According to a spreadsheet created by Queens resident Aaron Narraph that displays how much funding elected officials received from organizations such as New York State Correctional Officers and Police Benevolent Association, Gianaris has returned $16,650. The spreadsheet cites only seven other elected officials here as accepting more money from PAC groups, two being Queens District Attorney Melinda Katz and Assemblyman Michael Den Dekker (D-East Elmhurst), though Den Dekker’s office said he has never accepted funding from police associations. 

Several other Queens representatives followed Gianaris’ suit, announcing their intentions through Twitter — Assemblywoman Aravella Simotas (D-Astoria) pledged $5,350, while Assemblywoman Catalina Cruz (D-Corona) and Councilmember Francisco Moya (D-Corona) each pledged $1,000.

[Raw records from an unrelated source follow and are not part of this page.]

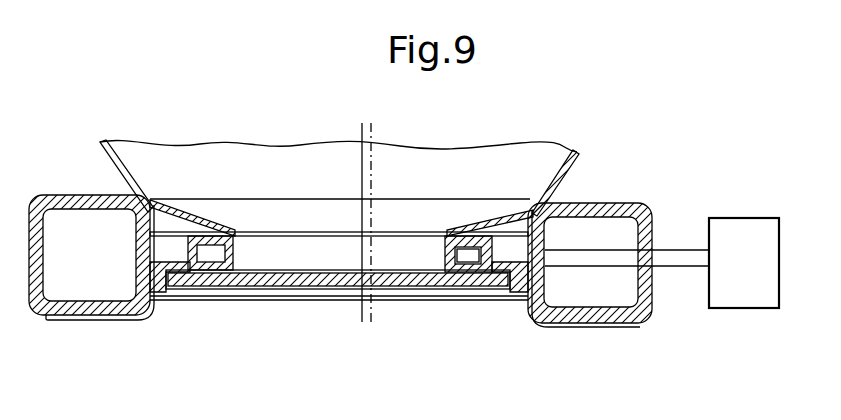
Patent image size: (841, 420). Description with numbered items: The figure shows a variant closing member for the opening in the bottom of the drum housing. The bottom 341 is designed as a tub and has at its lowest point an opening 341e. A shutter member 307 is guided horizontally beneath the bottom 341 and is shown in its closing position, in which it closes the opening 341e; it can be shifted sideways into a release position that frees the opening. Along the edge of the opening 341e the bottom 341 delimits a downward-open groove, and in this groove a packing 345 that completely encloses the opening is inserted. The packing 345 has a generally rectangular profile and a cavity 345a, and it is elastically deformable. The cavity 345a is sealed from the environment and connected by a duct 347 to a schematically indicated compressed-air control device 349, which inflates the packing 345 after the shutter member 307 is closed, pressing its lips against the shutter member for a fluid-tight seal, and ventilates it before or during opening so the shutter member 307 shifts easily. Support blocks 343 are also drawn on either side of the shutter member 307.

The bottom 341 is at (570, 173).
The opening 341e is at (237, 247).
The support block 343 is at (168, 292).
The shutter member 307 is at (278, 289).
The packing 345 is at (470, 272).
The cavity 345a is at (465, 258).
The duct 347 is at (677, 268).
The compressed-air control device 349 is at (737, 310).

“I stand with our community, there won’t be peace until we all draw a clear line in the sand and fight for whats right,” Cruz tweeted.

For some elected officials, redistributing donation funds doesn’t seem like a viable response to the protests.

“I’ve proven in the past that money can not influence my vote or my work. I’m not influenced by money so I don’t see myself returning funds,” state Sen. Joe Addabbo Jr. (D-Howard Beach) told the Chronicle Monday. Accoridng to Narraph’s research, Addabbo accepted $7,200 from police PACs. “I think PBA represents the officers as well so I don’t view [funding] as bad.”

Addabbo said that he’s been making donations to frontline and essential organizations during the pandemic, which remains his top priority. He said that he does support the protests in their messaging, but believes the violence is getting out of hand.

“The protests are unfortunate. I don’t believe in violence, I believe in justice ... There was a tragedy — that should not happen to any human being,” he said of George Floyd’s death. “I’m all for peaceful protests with the right messaging ... I’d refrain from doing larger gatherings because of the pandemic ... Keep to the messaging of fair and equitable justice and refrain from the violence.”

Elected officials such as Assemblymember Nily Rozic (D-Fresh Meadows), who is recorded as having accepted $750 from police officer associations, have not announced intentions to redistribute the funds, but instead have voiced support for Assembly Bill A3333. The bill, sponsored by Assemblymember Daniel O’Donnell (D-Manhattan) would repeal Civil Rights Law 50-a to allow for the public disclosure of police records relating to alleged misconduct.

“Rooting out systemic racism in our institutions and communities will not be achieved overnight but there is action that can be taken now to move us forward,” Rozic said in a June 1 tweet.